Altamont 69 - Joël Selvin

Rivages Rouge 2017



"Altamont 69" de Joël Selvin est la chronique d'une mort annoncée, celle de l'utopie hippie.

Nous sommes en 1969.
Au 1er janvier, sans que rien ne le laisse encore vraiment présager, les douze mois à venir vont constituer, pour les Rolling Stones, à l'image du titre de l'album qui va sortir, "Let it bleed", l'année des "Pierres qui Saignent". Le désastre sanglant du festival d'Altamont (Californie) guette le groupe, en point d'orgue, à l'autre bout des 365 jours qui s'annoncent.

Le 6 décembre, va mourir le rêve hippie.
Jagger et Cie (et quelques autres) vont tuer un mythe: celui de Woodstock.

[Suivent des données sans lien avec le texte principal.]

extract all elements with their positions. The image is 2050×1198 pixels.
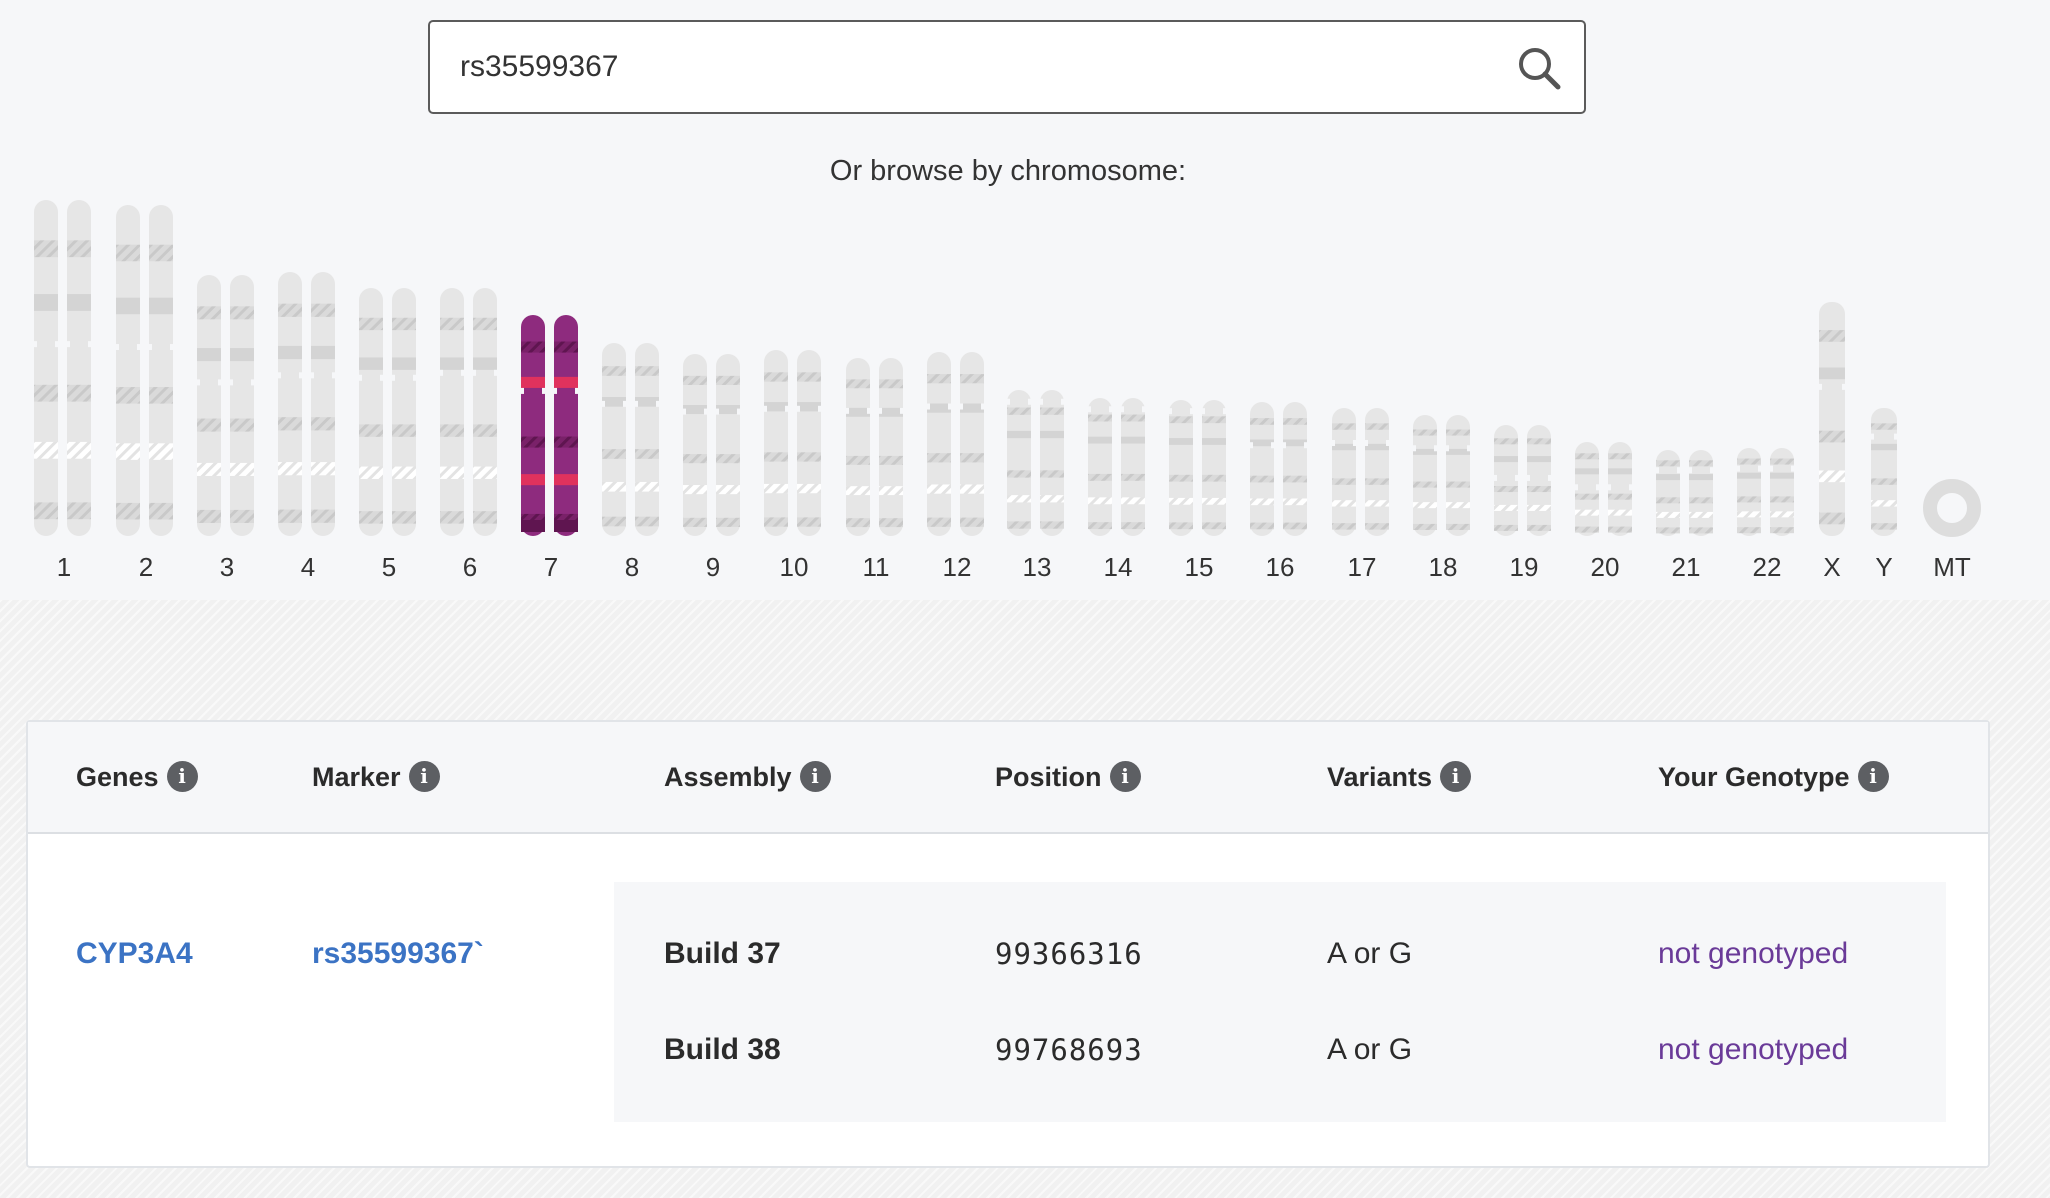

En 1969, Brian Jones, l'âme des Stones, désormais physiquement et intellectuellement absent des débats musicaux sous la pression des drogues dures qu'il consomme, est renvoyé du groupe en juin, se noie dans sa piscine le 3 juillet. Mick Taylor (issu des Bluesbreakers de John Mayall) le remplace.  Un concert gratuit à Hyde Park, en hommage au défunt, est organisé le 5 juillet. Certains signes troublants, ce jour là, sont déjà dans l'air et prennent la forme de papillons blancs. Ils sont lâchés de boites ouvertes sur scène devant la multitude des fans réunis. La plupart des frêles insectes sont déjà morts, les autres crèvent en vol au-dessus de la scène et du public. Jagger et consorts piétinent les cadavres devant les amplis et aux pieds des micros. Funeste présage en deçà du désastre d'Altamont.

Les Stones, en 69, sont pieds et poings liés à Decca, leur maison de disques. Elle pompe presque tous les bénéfices. Le groupe a désespérément besoin de cash, les caisses ne sont plus ce qu'elles étaient.

En août les Rolling Stones ne sont pas conviés au mythique festival de Woodstock (New-York) et à ses "trois jours de paix, de musique et d'amour". Mauvais plan alors que l'événement laissait augurer de mirifiques retombées financières via la publicité induite. Tout plus grand groupe rock au monde qu'il ambitionne de devenir ou puisse paraître, les Stonesrestent à quai d'un train qui ne les attend pas, qu'ils n'auraient pas du louper. Celui de la cool-attitude,  des Brothers and Sisters, celui hippie qui colle à l'air du temps, celui du LSD, du "Peace and Love". S'ils sont "in" à la mode européenne, les Stones n'ont, par exemple, aucune opinion (sinon opportuniste) sur la guerre du Vietnam. Ils ont un train de retard: celui de la conscience fleurie.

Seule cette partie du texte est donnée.